The use of submarines and underwater mines in WWI profoundly influenced the development of underwater acoustics. German submarines (called U-boats) targeted shipping between the United States and Europe, sinking nearly 10 million tons of cargo in two years, severely crippling the U.S. and European Allied Forces’ supply lines. Explosions from contact mines suspended on underwater cables also took their toll. Total losses due to mines by both German and Allied forces were 146 war vessels (including 40 submarines), 267 auxiliary vessels, and 586 merchant ships. The effectiveness of submarines and underwater mines in naval warfare was undisputable.

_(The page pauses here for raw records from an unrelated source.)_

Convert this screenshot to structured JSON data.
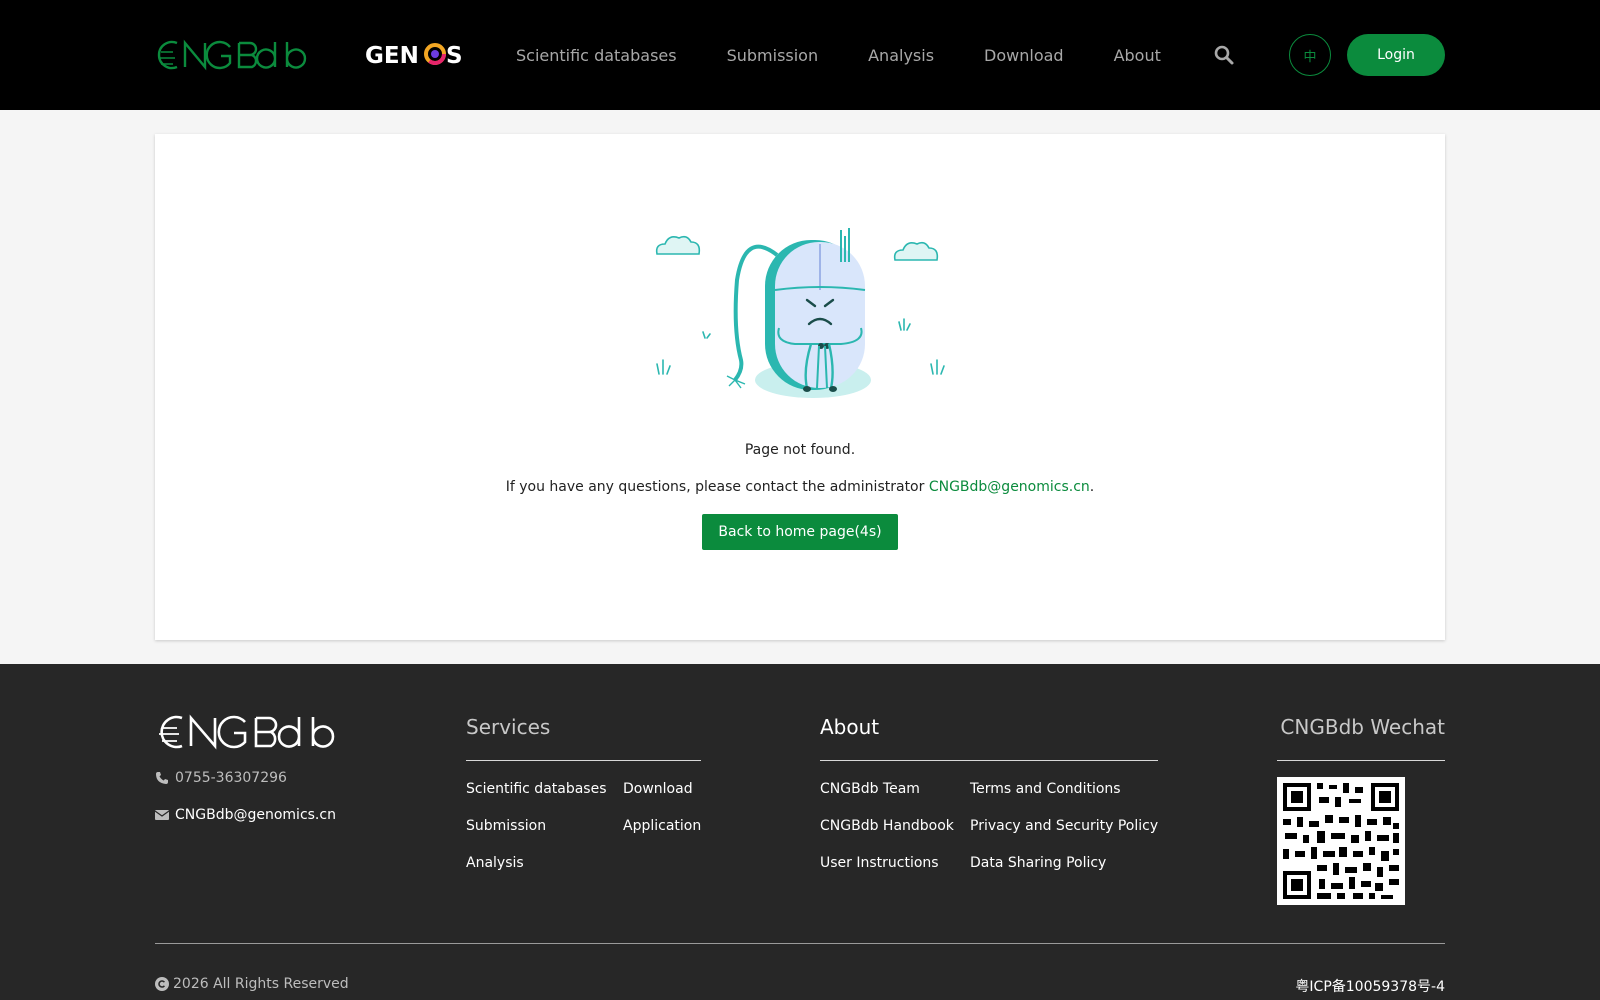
{
  "header": {
    "logo_text": "CNGBdb",
    "genos_text": "GENOS",
    "nav": [
      "Scientific databases",
      "Submission",
      "Analysis",
      "Download",
      "About"
    ],
    "lang_label": "中",
    "login_label": "Login",
    "search_icon": "search-icon"
  },
  "main": {
    "message": "Page not found.",
    "contact_prefix": "If you have any questions, please contact the administrator ",
    "contact_email": "CNGBdb@genomics.cn",
    "contact_suffix": ".",
    "back_button": "Back to home page(4s)",
    "illustration": "sad-mouse-illustration"
  },
  "footer": {
    "logo_text": "CNGBdb",
    "phone": "0755-36307296",
    "email": "CNGBdb@genomics.cn",
    "services_title": "Services",
    "services_links": [
      "Scientific databases",
      "Download",
      "Submission",
      "Application",
      "Analysis"
    ],
    "about_title": "About",
    "about_links": [
      "CNGBdb Team",
      "Terms and Conditions",
      "CNGBdb Handbook",
      "Privacy and Security Policy",
      "User Instructions",
      "Data Sharing Policy"
    ],
    "wechat_title": "CNGBdb Wechat",
    "copyright": "2026 All Rights Reserved",
    "icp": "粤ICP备10059378号-4"
  },
  "colors": {
    "brand_green": "#0b8b3d",
    "header_bg": "#000000",
    "footer_bg": "#272727",
    "illustration_teal": "#2bb7b0"
  }
}
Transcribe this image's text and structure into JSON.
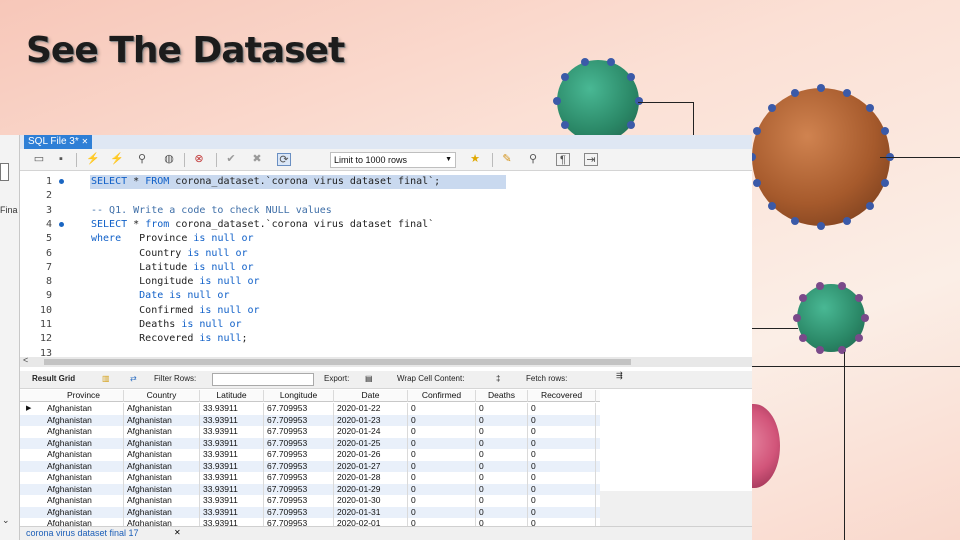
{
  "slide": {
    "title": "See The Dataset"
  },
  "colors": {
    "virus_green": "#2f9b7a",
    "virus_orange": "#a65a2c",
    "virus_spike": "#3b5aa8",
    "virus_pink": "#d2557a"
  },
  "workbench": {
    "tab_label": "SQL File 3*",
    "left_panel_text": "Fina",
    "toolbar": {
      "limit_label": "Limit to 1000 rows",
      "icons": [
        "folder-open-icon",
        "save-icon",
        "execute-icon",
        "execute-current-icon",
        "explain-icon",
        "stop-icon",
        "toggle-stop-icon",
        "commit-icon",
        "rollback-icon",
        "autocommit-icon",
        "beautify-icon",
        "find-icon",
        "invisible-chars-icon",
        "wrap-icon"
      ]
    },
    "editor": {
      "lines": [
        {
          "n": "1",
          "dot": true,
          "selected": true,
          "segments": [
            [
              "kw",
              "SELECT"
            ],
            [
              "t",
              " * "
            ],
            [
              "kw",
              "FROM"
            ],
            [
              "t",
              " corona_dataset.`corona virus dataset final`;"
            ]
          ]
        },
        {
          "n": "2",
          "dot": false,
          "selected": false,
          "segments": []
        },
        {
          "n": "3",
          "dot": false,
          "selected": false,
          "segments": [
            [
              "cm",
              "-- Q1. Write a code to check NULL values"
            ]
          ]
        },
        {
          "n": "4",
          "dot": true,
          "selected": false,
          "segments": [
            [
              "kw",
              "SELECT"
            ],
            [
              "t",
              " * "
            ],
            [
              "kw",
              "from"
            ],
            [
              "t",
              " corona_dataset.`corona virus dataset final`"
            ]
          ]
        },
        {
          "n": "5",
          "dot": false,
          "selected": false,
          "segments": [
            [
              "kw",
              "where"
            ],
            [
              "t",
              "   Province "
            ],
            [
              "kw",
              "is null or"
            ]
          ]
        },
        {
          "n": "6",
          "dot": false,
          "selected": false,
          "segments": [
            [
              "t",
              "        Country "
            ],
            [
              "kw",
              "is null or"
            ]
          ]
        },
        {
          "n": "7",
          "dot": false,
          "selected": false,
          "segments": [
            [
              "t",
              "        Latitude "
            ],
            [
              "kw",
              "is null or"
            ]
          ]
        },
        {
          "n": "8",
          "dot": false,
          "selected": false,
          "segments": [
            [
              "t",
              "        Longitude "
            ],
            [
              "kw",
              "is null or"
            ]
          ]
        },
        {
          "n": "9",
          "dot": false,
          "selected": false,
          "segments": [
            [
              "kw",
              "        Date is null or"
            ]
          ]
        },
        {
          "n": "10",
          "dot": false,
          "selected": false,
          "segments": [
            [
              "t",
              "        Confirmed "
            ],
            [
              "kw",
              "is null or"
            ]
          ]
        },
        {
          "n": "11",
          "dot": false,
          "selected": false,
          "segments": [
            [
              "t",
              "        Deaths "
            ],
            [
              "kw",
              "is null or"
            ]
          ]
        },
        {
          "n": "12",
          "dot": false,
          "selected": false,
          "segments": [
            [
              "t",
              "        Recovered "
            ],
            [
              "kw",
              "is null"
            ],
            [
              "t",
              ";"
            ]
          ]
        },
        {
          "n": "13",
          "dot": false,
          "selected": false,
          "segments": []
        }
      ]
    },
    "result_toolbar": {
      "result_grid": "Result Grid",
      "filter_rows": "Filter Rows:",
      "export": "Export:",
      "wrap": "Wrap Cell Content:",
      "fetch": "Fetch rows:"
    },
    "grid": {
      "columns": [
        "Province",
        "Country",
        "Latitude",
        "Longitude",
        "Date",
        "Confirmed",
        "Deaths",
        "Recovered"
      ],
      "rows": [
        [
          "Afghanistan",
          "Afghanistan",
          "33.93911",
          "67.709953",
          "2020-01-22",
          "0",
          "0",
          "0"
        ],
        [
          "Afghanistan",
          "Afghanistan",
          "33.93911",
          "67.709953",
          "2020-01-23",
          "0",
          "0",
          "0"
        ],
        [
          "Afghanistan",
          "Afghanistan",
          "33.93911",
          "67.709953",
          "2020-01-24",
          "0",
          "0",
          "0"
        ],
        [
          "Afghanistan",
          "Afghanistan",
          "33.93911",
          "67.709953",
          "2020-01-25",
          "0",
          "0",
          "0"
        ],
        [
          "Afghanistan",
          "Afghanistan",
          "33.93911",
          "67.709953",
          "2020-01-26",
          "0",
          "0",
          "0"
        ],
        [
          "Afghanistan",
          "Afghanistan",
          "33.93911",
          "67.709953",
          "2020-01-27",
          "0",
          "0",
          "0"
        ],
        [
          "Afghanistan",
          "Afghanistan",
          "33.93911",
          "67.709953",
          "2020-01-28",
          "0",
          "0",
          "0"
        ],
        [
          "Afghanistan",
          "Afghanistan",
          "33.93911",
          "67.709953",
          "2020-01-29",
          "0",
          "0",
          "0"
        ],
        [
          "Afghanistan",
          "Afghanistan",
          "33.93911",
          "67.709953",
          "2020-01-30",
          "0",
          "0",
          "0"
        ],
        [
          "Afghanistan",
          "Afghanistan",
          "33.93911",
          "67.709953",
          "2020-01-31",
          "0",
          "0",
          "0"
        ],
        [
          "Afghanistan",
          "Afghanistan",
          "33.93911",
          "67.709953",
          "2020-02-01",
          "0",
          "0",
          "0"
        ]
      ]
    },
    "status_tab": "corona virus dataset final 17"
  }
}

Underwater sound could be used to detect submerged submarines and mines, and underwater acoustics subsequently became closely associated with military applications (and research on undersea sound became wrapped in a veil of secrecy). During WWI, submarines were detected by listening for their engines or propellers. A simple two-earphone (air tube) device was worn by the sonar operator who could determine the direction from which the sound arrived by mechanically rotating the receiver.
A number of different towed receivers were also developed for use by surface ships, in order to put the hydrophones further from the noise produced by the ship.
During WWI, in 1917, Paul Langevin, a French physicist, used the piezoelectric effect, which had been discovered in 1880 by Paul-Jacques and Pierre Curie, to build an echo-ranging system. When a changing voltage is applied to a crystal at the desired frequency, they expand and contract, generating a sound wave. Langevin built an echo-ranging system using quartz crystals placed between two steel plates to generate sound. In 1918 for the first time, echoes were received from a submarine at distances as great as 1500 m. WWI came to an end, however, before underwater echo ranging could meet the German U-boat threat.